[Infowarrior] - Juniper Networks Gags "ATM Jackpot" Researcher

Tue Jun 30 12:14:47 UTC 2009

Juniper Networks Gags "ATM Jackpot" Researcher
Patrick Gray's picture
Security and networking company Juniper yields to ATM vendor pressure...
By Patrick Gray
June 30, 2009 --

http://risky.biz/news_and_opinion/patrick-gray/2009-06-30/juniper-networks-gags-atm-jackpot-researcher

RISKY.BIZ EXCLUSIVE -- A demonstration in which security researcher  
Barnaby Jack would "jackpot" an ATM live on stage at the upcoming  
Black Hat security conference in Las Vegas has been pulled by his  
employer.

Security and network device vendor Juniper Networks forced Mr. Jack to  
cancel his presentation, an anticipated highlight of the Black Hat  
event, following pressure from the affected ATM vendor.
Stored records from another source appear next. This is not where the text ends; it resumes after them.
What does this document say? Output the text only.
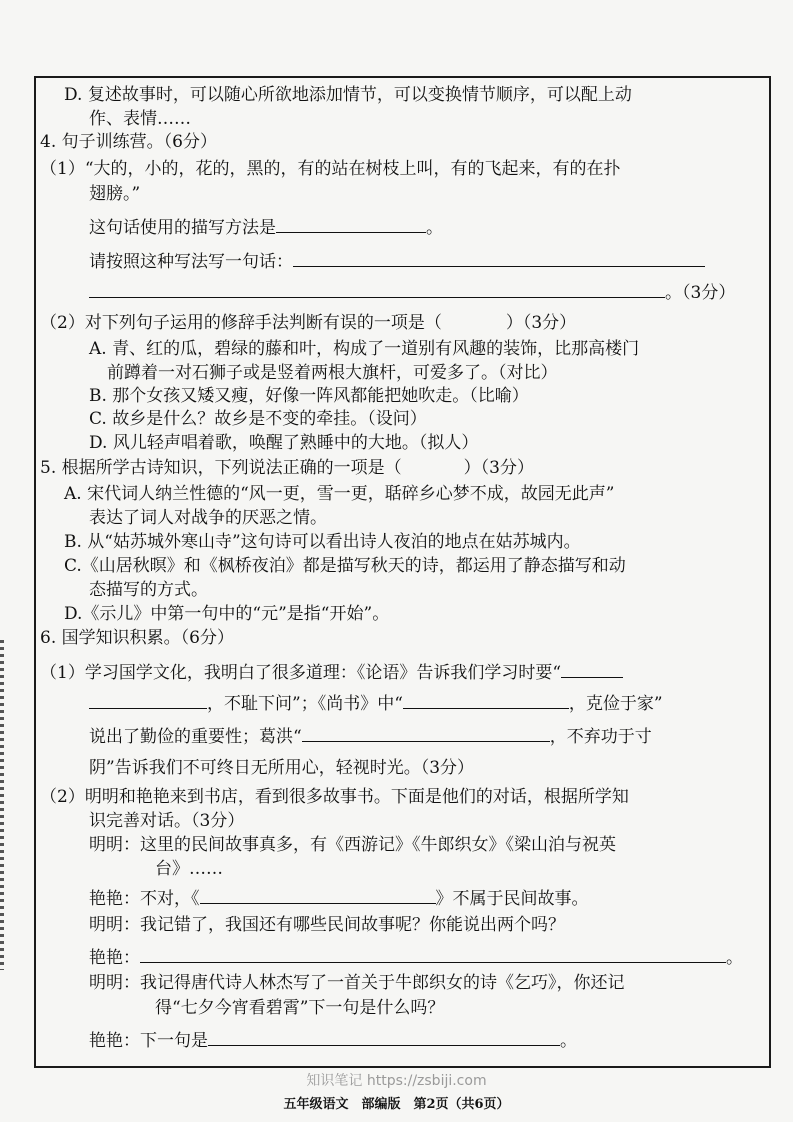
D. 复述故事时，可以随心所欲地添加情节，可以变换情节顺序，可以配上动
作、表情……
4. 句子训练营。（6分）
（1）“大的，小的，花的，黑的，有的站在树枝上叫，有的飞起来，有的在扑
翅膀。”
这句话使用的描写方法是	。
请按照这种写法写一句话：
。（3分）
（2）对下列句子运用的修辞手法判断有误的一项是（	）（3分）
A. 青、红的瓜，碧绿的藤和叶，构成了一道别有风趣的装饰，比那高楼门
前蹲着一对石狮子或是竖着两根大旗杆，可爱多了。（对比）
B. 那个女孩又矮又瘦，好像一阵风都能把她吹走。（比喻）
C. 故乡是什么？故乡是不变的牵挂。（设问）
D. 风儿轻声唱着歌，唤醒了熟睡中的大地。（拟人）
5. 根据所学古诗知识，下列说法正确的一项是（	）（3分）
A. 宋代词人纳兰性德的“风一更，雪一更，聒碎乡心梦不成，故园无此声”
表达了词人对战争的厌恶之情。
B. 从“姑苏城外寒山寺”这句诗可以看出诗人夜泊的地点在姑苏城内。
C.《山居秋暝》和《枫桥夜泊》都是描写秋天的诗，都运用了静态描写和动
态描写的方式。
D.《示儿》中第一句中的“元”是指“开始”。
6. 国学知识积累。（6分）
（1）学习国学文化，我明白了很多道理：《论语》告诉我们学习时要“
，不耻下问”；《尚书》中“	，克俭于家”
说出了勤俭的重要性；葛洪“	，不弃功于寸
阴”告诉我们不可终日无所用心，轻视时光。（3分）
（2）明明和艳艳来到书店，看到很多故事书。下面是他们的对话，根据所学知
识完善对话。（3分）
明明：这里的民间故事真多，有《西游记》《牛郎织女》《梁山泊与祝英
台》……
艳艳：不对，《	》不属于民间故事。
明明：我记错了，我国还有哪些民间故事呢？你能说出两个吗？
艳艳：	。
明明：我记得唐代诗人林杰写了一首关于牛郎织女的诗《乞巧》，你还记
得“七夕今宵看碧霄”下一句是什么吗？
艳艳：下一句是	。
知识笔记 https://zsbiji.com
五年级语文　部编版　第2页（共6页）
The  
demonstration would have seen the researcher hack an ATM live on  
stage, causing it to spit out cash, or "jackpot".

"The affected ATM vendor has expressed to us concern about publicly  
disclosing the research findings before its constituents were fully  
protected," a statement issued by Juniper Networks reads. "Considering  
the scope and possible exposure of this issue on other vendors,  
Juniper decided to postpone Jack’s presentation until all affected  
vendors have sufficiently addressed the issues found in his research."
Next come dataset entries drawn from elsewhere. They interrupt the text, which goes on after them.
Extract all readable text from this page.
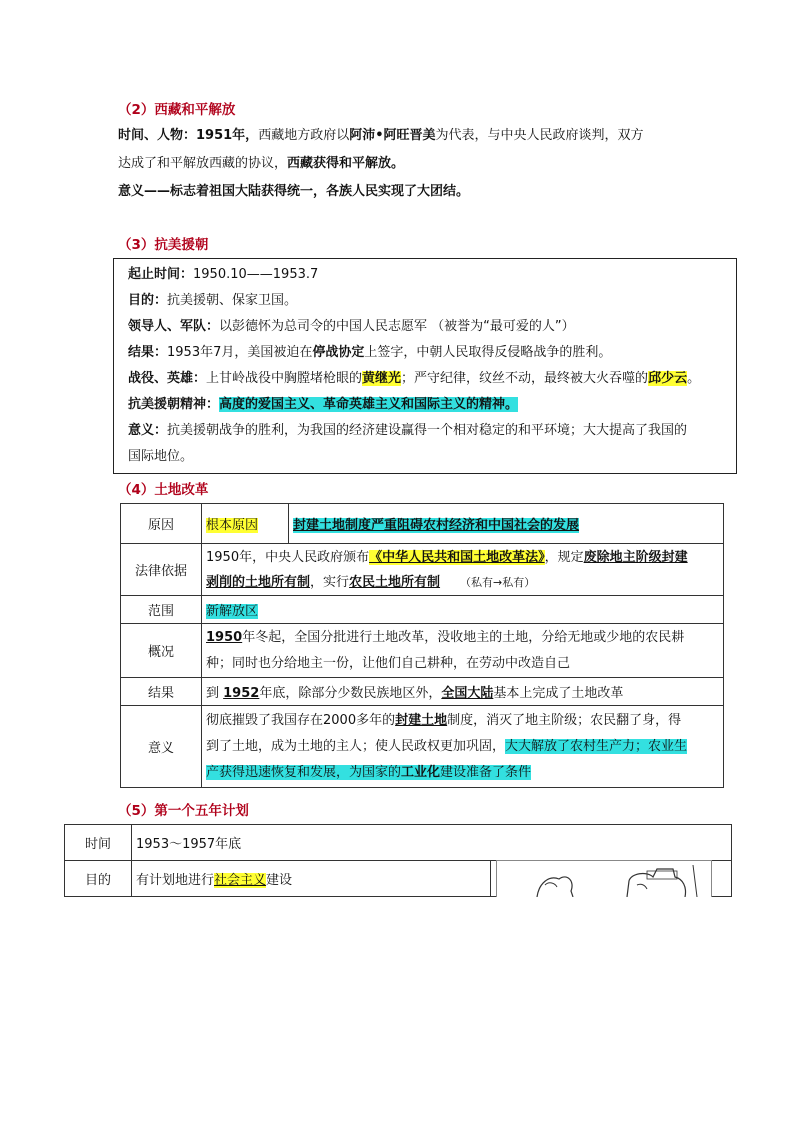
（2）西藏和平解放
时间、人物：1951年，西藏地方政府以阿沛•阿旺晋美为代表，与中央人民政府谈判，双方
达成了和平解放西藏的协议，西藏获得和平解放。
意义——标志着祖国大陆获得统一，各族人民实现了大团结。
（3）抗美援朝
起止时间：1950.10——1953.7
目的：抗美援朝、保家卫国。
领导人、军队：以彭德怀为总司令的中国人民志愿军 （被誉为“最可爱的人”）
结果：1953年7月，美国被迫在停战协定上签字，中朝人民取得反侵略战争的胜利。
战役、英雄：上甘岭战役中胸膛堵枪眼的黄继光；严守纪律，纹丝不动，最终被大火吞噬的邱少云。
抗美援朝精神：高度的爱国主义、革命英雄主义和国际主义的精神。
意义：抗美援朝战争的胜利，为我国的经济建设赢得一个相对稳定的和平环境；大大提高了我国的
国际地位。
（4）土地改革
原因	根本原因	封建土地制度严重阻碍农村经济和中国社会的发展
法律依据	1950年，中央人民政府颁布《中华人民共和国土地改革法》，规定废除地主阶级封建
剥削的土地所有制，实行农民土地所有制 （私有→私有）	
范围	新解放区	
概况	1950年冬起，全国分批进行土地改革，没收地主的土地，分给无地或少地的农民耕
种；同时也分给地主一份，让他们自己耕种，在劳动中改造自己	
结果	到 1952年底，除部分少数民族地区外，全国大陆基本上完成了土地改革	
意义	彻底摧毁了我国存在2000多年的封建土地制度，消灭了地主阶级；农民翻了身，得
到了土地，成为土地的主人；使人民政权更加巩固，大大解放了农村生产力；农业生
产获得迅速恢复和发展，为国家的工业化建设准备了条件	
（5）第一个五年计划
时间	1953～1957年底	
目的	有计划地进行社会主义建设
Risky.Biz understands the ATM vendor had been given notification of  
the upcoming presentation, and Juniper Networks was initially happy  
for Mr. Jack to present his research findings publicly.

Security researcher and the maintainer of the Open Source  
Vulnerability Database, Brian Martin, told Risky.Biz the cancelation  
of security-themed presentations by researchers' employers is an all- 
too-common experience. "Why does it come down to the vendor changing  
their mind or waiting to pressure," he asks. "They knew about the  
research, knew about the talk."

The latest cancellation echoes a similar event in 2005, when a talk on  
vulnerabilities in Cisco equipment by Michael Lynn was pulled from the  
conference by the networking giant in cooperation with Lynn's  
employer, security software maker ISS, which is now a division of IBM.

In a dramatic twist, Lynn resigned and gave his talk anyway.  
Ironically, he was hired by Juniper Networks, where he still works to  
this day.

In 2008 a talk on flaws in Apple's FileVault encryption technology was  
also pulled following pressure from the computer maker.

A security researcher who did not wish to be named expressed his  
disappointment at the cancellation. "It is a shame that this work  
won't see the light of day, at least for now," he told Risky.Biz.  
"Barnaby has always done great work and it would be great to learn  
some of his innovative new approaches to attacking systems that we  
trust with all of our money... plus, it's just damn cool."